If you buy and hold a stock for many years, you'd hope to be making a profit. But more than that, you probably want to see it rise more than the market average. But Taiwan Semiconductor Co., Ltd. (GTSM:5425) has fallen short of that second goal, with a share price rise of 58% over five years, which is below the market return. Looking at the last year alone, the stock is up 16%.
In his essay The Superinvestors of Graham-and-Doddsville Warren Buffett described how share prices do not always rationally reflect the value of a business. One imperfect but simple way to consider how the market perception of a company has shifted is to compare the change in the earnings per share (EPS) with the share price movement.
During five years of share price growth, Taiwan Semiconductor actually saw its EPS drop 5.0% per year.
Essentially, it doesn't seem likely that investors are focused on EPS. Because earnings per share don't seem to match up with the share price, we'll take a look at other metrics instead.

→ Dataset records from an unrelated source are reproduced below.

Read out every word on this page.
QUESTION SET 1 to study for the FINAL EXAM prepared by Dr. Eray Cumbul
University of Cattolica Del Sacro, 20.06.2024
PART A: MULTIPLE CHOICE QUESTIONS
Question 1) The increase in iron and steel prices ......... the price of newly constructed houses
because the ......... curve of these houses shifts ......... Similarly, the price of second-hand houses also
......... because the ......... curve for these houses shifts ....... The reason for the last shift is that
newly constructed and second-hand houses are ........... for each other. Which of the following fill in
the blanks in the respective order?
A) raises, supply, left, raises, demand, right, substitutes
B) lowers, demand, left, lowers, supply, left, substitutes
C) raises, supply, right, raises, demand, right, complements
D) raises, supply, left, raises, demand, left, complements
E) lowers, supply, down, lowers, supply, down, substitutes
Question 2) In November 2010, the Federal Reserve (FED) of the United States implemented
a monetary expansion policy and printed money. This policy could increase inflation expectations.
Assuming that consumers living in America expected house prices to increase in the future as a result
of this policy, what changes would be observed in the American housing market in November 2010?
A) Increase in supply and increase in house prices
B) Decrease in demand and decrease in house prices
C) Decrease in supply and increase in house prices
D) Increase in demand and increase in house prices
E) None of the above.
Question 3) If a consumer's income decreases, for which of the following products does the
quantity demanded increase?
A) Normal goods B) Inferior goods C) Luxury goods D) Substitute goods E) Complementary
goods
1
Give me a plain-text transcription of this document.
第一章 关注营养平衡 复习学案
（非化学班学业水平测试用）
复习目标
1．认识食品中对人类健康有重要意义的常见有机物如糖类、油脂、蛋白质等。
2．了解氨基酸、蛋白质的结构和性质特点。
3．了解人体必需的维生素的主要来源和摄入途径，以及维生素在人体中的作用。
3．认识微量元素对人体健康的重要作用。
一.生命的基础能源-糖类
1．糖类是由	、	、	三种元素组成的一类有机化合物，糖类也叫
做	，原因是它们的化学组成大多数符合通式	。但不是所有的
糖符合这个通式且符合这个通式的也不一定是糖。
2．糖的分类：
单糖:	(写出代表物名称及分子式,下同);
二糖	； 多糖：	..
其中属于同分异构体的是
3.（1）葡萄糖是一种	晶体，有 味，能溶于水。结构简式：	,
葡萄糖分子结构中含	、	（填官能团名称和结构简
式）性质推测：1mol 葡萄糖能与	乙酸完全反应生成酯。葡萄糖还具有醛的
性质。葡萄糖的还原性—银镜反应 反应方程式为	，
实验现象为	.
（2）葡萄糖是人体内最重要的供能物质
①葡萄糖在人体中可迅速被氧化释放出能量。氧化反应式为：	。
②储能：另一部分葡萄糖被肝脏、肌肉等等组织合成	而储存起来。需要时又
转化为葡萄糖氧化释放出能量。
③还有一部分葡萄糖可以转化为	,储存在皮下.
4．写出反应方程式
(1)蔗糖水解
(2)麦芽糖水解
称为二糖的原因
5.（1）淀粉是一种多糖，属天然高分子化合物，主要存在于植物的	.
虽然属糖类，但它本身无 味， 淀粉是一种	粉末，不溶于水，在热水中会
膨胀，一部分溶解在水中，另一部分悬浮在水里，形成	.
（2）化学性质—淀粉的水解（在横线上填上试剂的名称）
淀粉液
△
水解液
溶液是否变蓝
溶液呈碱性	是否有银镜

On the other hand, Taiwan Semiconductor's revenue is growing nicely, at a compound rate of 6.2% over the last five years. In that case, the company may be sacrificing current earnings per share to drive growth.
You can see how earnings and revenue have changed over time in the image below (click on the chart to see the exact values).
This free interactive report on Taiwan Semiconductor's balance sheet strength is a great place to start, if you want to investigate the stock further.
What About Dividends?
As well as measuring the share price return, investors should also consider the total shareholder return (TSR). The TSR incorporates the value of any spin-offs or discounted capital raisings, along with any dividends, based on the assumption that the dividends are reinvested. So for companies that pay a generous dividend, the TSR is often a lot higher than the share price return. In the case of Taiwan Semiconductor, it has a TSR of 105% for the last 5 years. That exceeds its share price return that we previously mentioned. The dividends paid by the company have thusly boosted the total shareholder return.
A Different Perspective
Taiwan Semiconductor provided a TSR of 20% over the last twelve months. But that was short of the market average. The silver lining is that the gain was actually better than the average annual return of 15% per year over five year. This suggests the company might be improving over time. It's always interesting to track share price performance over the longer term. But to understand Taiwan Semiconductor better, we need to consider many other factors. For example, we've discovered 2 warning signs for Taiwan Semiconductor that you should be aware of before investing here.
We will like Taiwan Semiconductor better if we see some big insider buys. While we wait, check out this free list of growing companies with considerable, recent, insider buying.
Please note, the market returns quoted in this article reflect the market weighted average returns of stocks that currently trade on TW exchanges.